For me, one of the more surprising aspects of dealing with major illness is coping with the expectations other people in your life may have about the medical condition.  People usually have a certain set of expectations about how they think someone will look and behave while they are dealing with a particular medical condition.   When they learn someone has cancer they may expect the patient to be bald, weak and thin. They may expect a patient recovering from surgery to bedridden.  They may expect   someone with lupus or Crohn's disease or other chronic illness to "look sick" in a particular way. If patients appear to be normal looking they may actually be surprised and even upset by it.

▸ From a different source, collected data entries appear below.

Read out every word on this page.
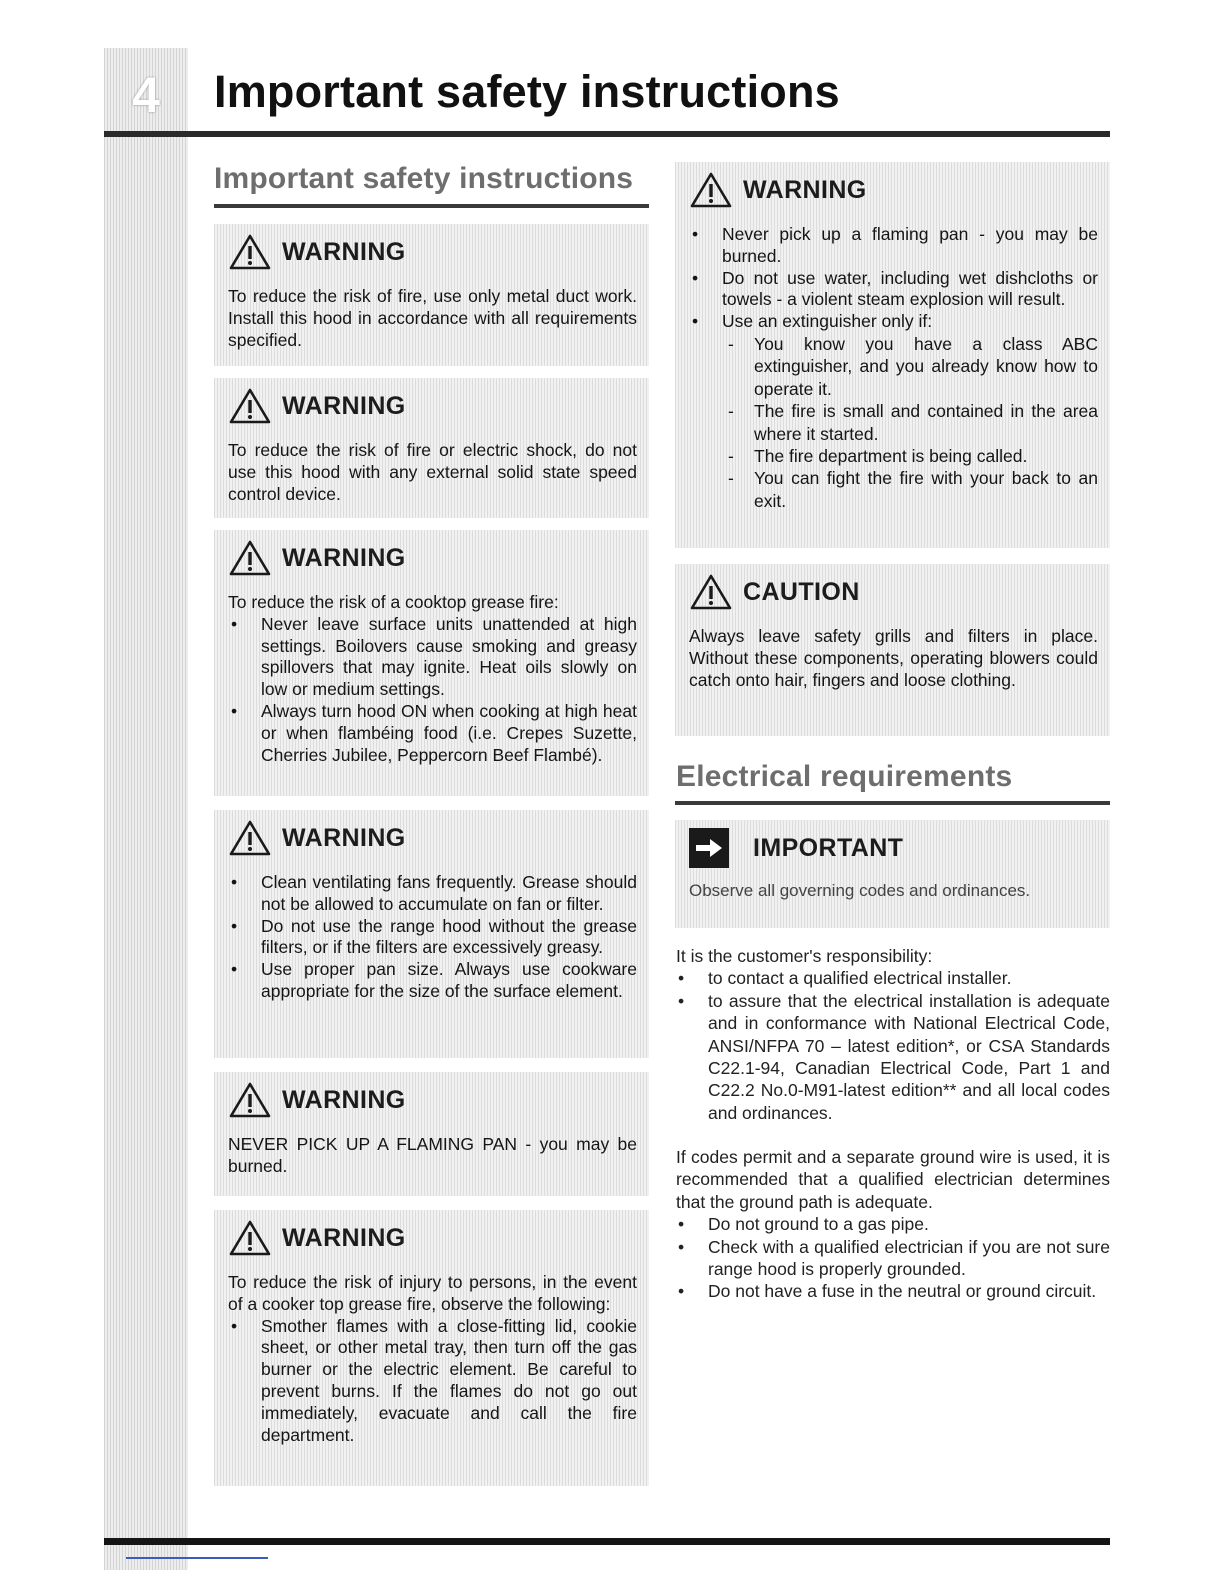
4	Important safety instructions
Important safety instructions
WARNING

To reduce the risk of fire, use only metal duct work. Install this hood in accordance with all requirements specified.

WARNING

To reduce the risk of fire or electric shock, do not use this hood with any external solid state speed control device.

WARNING

To reduce the risk of a cooktop grease fire:

• Never leave surface units unattended at high settings. Boilovers cause smoking and greasy spillovers that may ignite. Heat oils slowly on low or medium settings.
• Always turn hood ON when cooking at high heat or when flambéing food (i.e. Crepes Suzette, Cherries Jubilee, Peppercorn Beef Flambé).
WARNING
• Clean ventilating fans frequently. Grease should not be allowed to accumulate on fan or filter.
• Do not use the range hood without the grease filters, or if the filters are excessively greasy.
• Use proper pan size. Always use cookware appropriate for the size of the surface element.
WARNING

NEVER PICK UP A FLAMING PAN - you may be burned.

WARNING

To reduce the risk of injury to persons, in the event of a cooker top grease fire, observe the following:

• Smother flames with a close-fitting lid, cookie sheet, or other metal tray, then turn off the gas burner or the electric element. Be careful to prevent burns. If the flames do not go out immediately, evacuate and call the fire department.
WARNING
• Never pick up a flaming pan - you may be burned.
• Do not use water, including wet dishcloths or towels - a violent steam explosion will result.
• Use an extinguisher only if:
- You know you have a class ABC extinguisher, and you already know how to operate it.
- The fire is small and contained in the area where it started.
- The fire department is being called.
- You can fight the fire with your back to an exit.
CAUTION

Always leave safety grills and filters in place. Without these components, operating blowers could catch onto hair, fingers and loose clothing.

Electrical requirements
IMPORTANT

Observe all governing codes and ordinances.

It is the customer's responsibility:

• to contact a qualified electrical installer.
• to assure that the electrical installation is adequate and in conformance with National Electrical Code, ANSI/NFPA 70 – latest edition*, or CSA Standards C22.1-94, Canadian Electrical Code, Part 1 and C22.2 No.0-M91-latest edition** and all local codes and ordinances.

If codes permit and a separate ground wire is used, it is recommended that a qualified electrician determines that the ground path is adequate.

• Do not ground to a gas pipe.
• Check with a qualified electrician if you are not sure range hood is properly grounded.
• Do not have a fuse in the neutral or ground circuit.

Conversely, people are sometimes shocked when they see the patient look different than normal. Sometimes people react with looks of horror or dismay when they first notice the patient has a drastic weight change or other noticeable physical change. The unfulfilled expectation and resulting comments or reactions is a common issue that patients and caretakers must manage.

When you find yourself in this particular situation it is important to remember first and foremost that as the patient or caretaker you don't owe anyone an explanation or justification for appearances.  If people are upset or uncomfortable because of the patient's appearance or condition it is not your responsibility to make them feel better about it.  Your only responsibility as a patient is managing your well being and the only responsibility of the care taker is supporting the patient.   However you may find it helpful to have a few strategies for dealing with these situations.

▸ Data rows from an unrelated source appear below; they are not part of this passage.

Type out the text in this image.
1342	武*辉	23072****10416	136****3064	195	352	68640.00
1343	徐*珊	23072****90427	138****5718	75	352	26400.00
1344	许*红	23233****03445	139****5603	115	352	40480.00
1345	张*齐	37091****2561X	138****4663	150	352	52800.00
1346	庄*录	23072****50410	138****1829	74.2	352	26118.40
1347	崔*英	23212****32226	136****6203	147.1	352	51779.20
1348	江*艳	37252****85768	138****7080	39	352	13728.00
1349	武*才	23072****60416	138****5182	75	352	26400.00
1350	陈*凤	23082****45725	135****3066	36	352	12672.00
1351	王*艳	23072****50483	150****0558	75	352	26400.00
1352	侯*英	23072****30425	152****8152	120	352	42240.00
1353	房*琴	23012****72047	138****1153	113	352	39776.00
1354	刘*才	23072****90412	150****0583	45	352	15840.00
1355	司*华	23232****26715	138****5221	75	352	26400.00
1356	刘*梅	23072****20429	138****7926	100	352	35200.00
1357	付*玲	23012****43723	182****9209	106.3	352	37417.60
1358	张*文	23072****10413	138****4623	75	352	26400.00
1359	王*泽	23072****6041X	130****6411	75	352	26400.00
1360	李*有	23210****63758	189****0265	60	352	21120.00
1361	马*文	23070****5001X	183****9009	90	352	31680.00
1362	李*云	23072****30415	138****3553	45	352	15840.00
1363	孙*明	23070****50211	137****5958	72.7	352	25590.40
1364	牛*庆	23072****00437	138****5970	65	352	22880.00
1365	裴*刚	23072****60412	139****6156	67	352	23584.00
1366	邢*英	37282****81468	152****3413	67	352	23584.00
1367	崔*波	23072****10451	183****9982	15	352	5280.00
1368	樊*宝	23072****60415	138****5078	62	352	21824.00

One of the most helpful strategies is to let people know what to expect prior to seeing the patient.  When the patient has a scheduled visitor it can be helpful to send an email to the visitor and let them know about the patient's condition.   The visitor can also be told about changes in appearance, the patient's general mood and disposition as well as conversation topics to avoid and questions that the patient does not like to answer.  It may seem a bit strange to tell people how to behave but in my experience people almost always appreciate this information. No one wants to say the wrong thing when visiting a friend who is sick.  Preparing the visitor often makes the visit more pleasant for everyone involved.

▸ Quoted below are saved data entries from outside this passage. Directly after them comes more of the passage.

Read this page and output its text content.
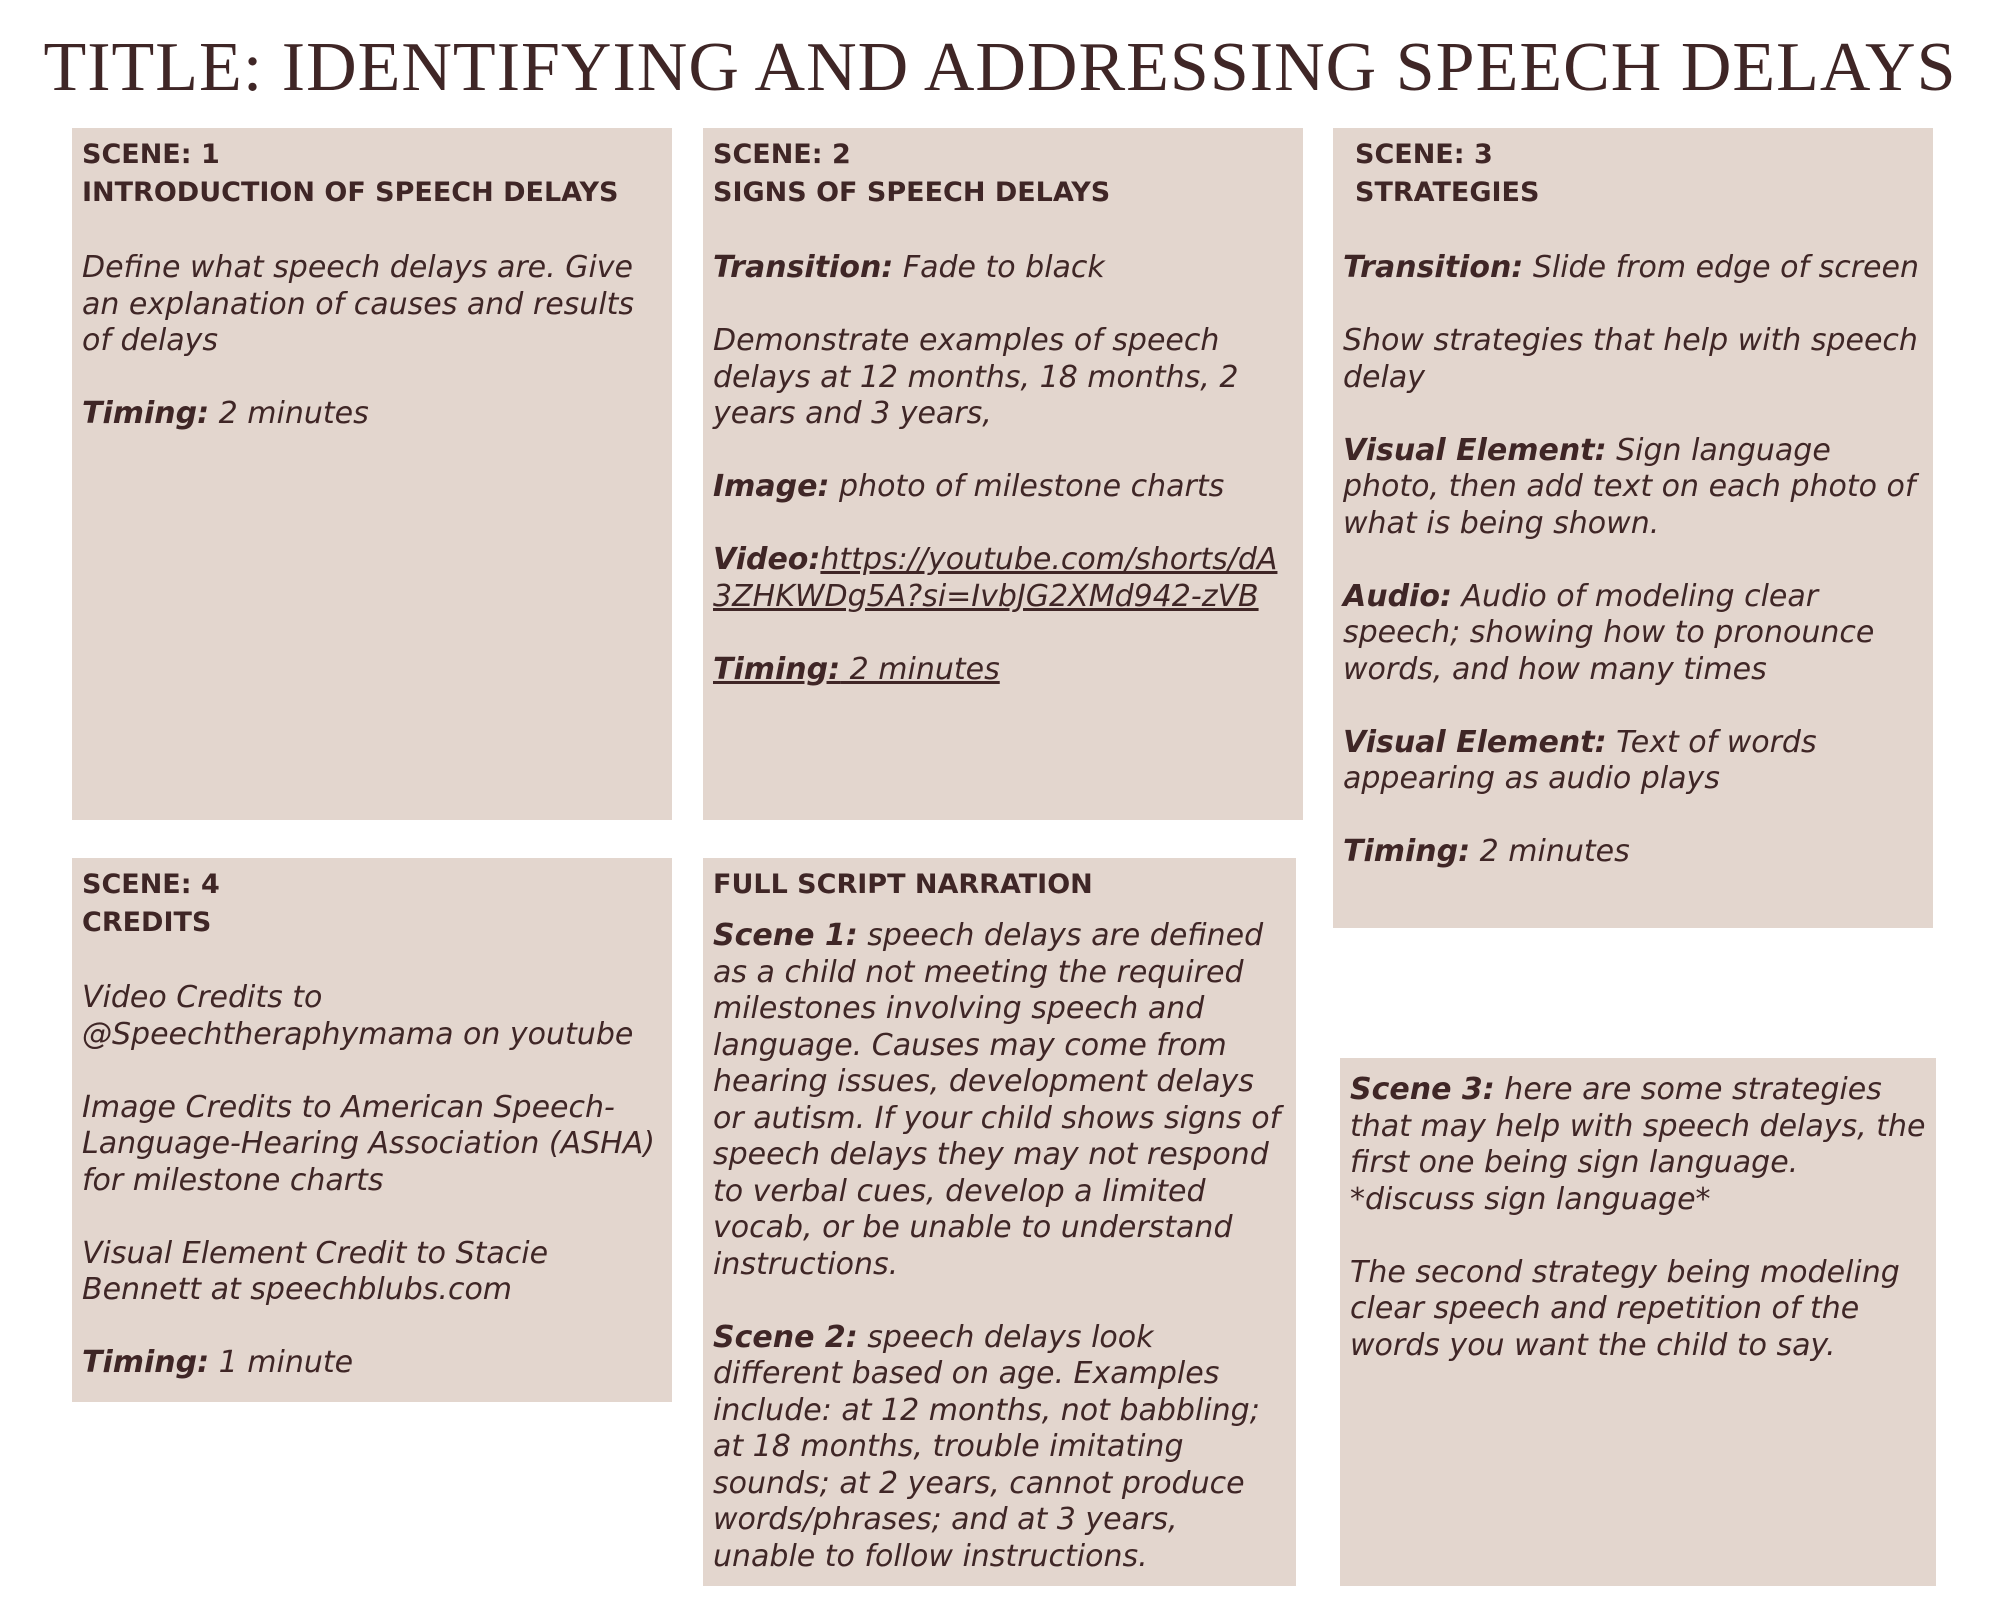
TITLE: IDENTIFYING AND ADDRESSING SPEECH DELAYS
SCENE: 1
INTRODUCTION OF SPEECH DELAYS
Define what speech delays are. Give an explanation of causes and results of delays
Timing: 2 minutes
SCENE: 2
SIGNS OF SPEECH DELAYS
Transition: Fade to black
Demonstrate examples of speech delays at 12 months, 18 months, 2 years and 3 years,
Image: photo of milestone charts
Video:https://youtube.com/shorts/dA3ZHKWDg5A?si=IvbJG2XMd942-zVB
Timing: 2 minutes
SCENE: 3
STRATEGIES
Transition: Slide from edge of screen
Show strategies that help with speech delay
Visual Element: Sign language photo, then add text on each photo of what is being shown.
Audio: Audio of modeling clear speech; showing how to pronounce words, and how many times
Visual Element: Text of words appearing as audio plays
Timing: 2 minutes
SCENE: 4
CREDITS
Video Credits to @Speechtheraphymama on youtube
Image Credits to American Speech-Language-Hearing Association (ASHA) for milestone charts
Visual Element Credit to Stacie Bennett at speechblubs.com
Timing: 1 minute
FULL SCRIPT NARRATION
Scene 1: speech delays are defined as a child not meeting the required milestones involving speech and language. Causes may come from hearing issues, development delays or autism. If your child shows signs of speech delays they may not respond to verbal cues, develop a limited vocab, or be unable to understand instructions.
Scene 2: speech delays look different based on age. Examples include: at 12 months, not babbling; at 18 months, trouble imitating sounds; at 2 years, cannot produce words/phrases; and at 3 years, unable to follow instructions.
Scene 3: here are some strategies that may help with speech delays, the first one being sign language. *discuss sign language*
The second strategy being modeling clear speech and repetition of the words you want the child to say.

Sometimes preparing the visitor isn't possible or is ineffective. People will sometimes have emotional reactions in spite of your and their best efforts.  It can be helpful to have a plan for when this happens.  Soon after my husband was diagnosed with cancer we ran into a friend in public. This friend burst into tears when seeing him. Afterwards he and I talked about how we would handle situations where well meaning people had emotional reactions. He preferred to use humor to defuse the situation and didn't want me to say anything. However I have some clients who have asked me to intervene when their friends or family members have emotional reactions.  Talking about these things upfront and having a general plan for coping can make the situation more comfortable for everyone.

It can also be helpful to simply acknowledge the situation is awkward when it happens.  When something makes us uncomfortable we tend to pretend like it isn't happening. This just makes it worse.   Frankly, it is kind of weird when the people in your life are weird about your medical condition. Simply acknowledging what is happening and expressing your discomfort with it can turn the situation around very quickly.  You may find it useful to prepare a few simple lines the patient or caregiver can say to gently let people know they are making you feel uneasy.  Using humor and a light hearted tone can be helpful too. However there is also nothing wrong with being blunt and direct if that is what is most comfortable for the patient.  It depends on the circumstances and most importantly what will make the patient feel best.

Dealing with an illness presents so many challenges.  This particular aspect of coping with others' expectations really surprised and often upset me in the beginning. After I developed my own strategies for handling these situations it became much easier. So I recommend talking about it before it happens and trying out strategies for coping with it. There is no right or wrong way to cope with these situations. It's all about finding something that works for your situation and comfort.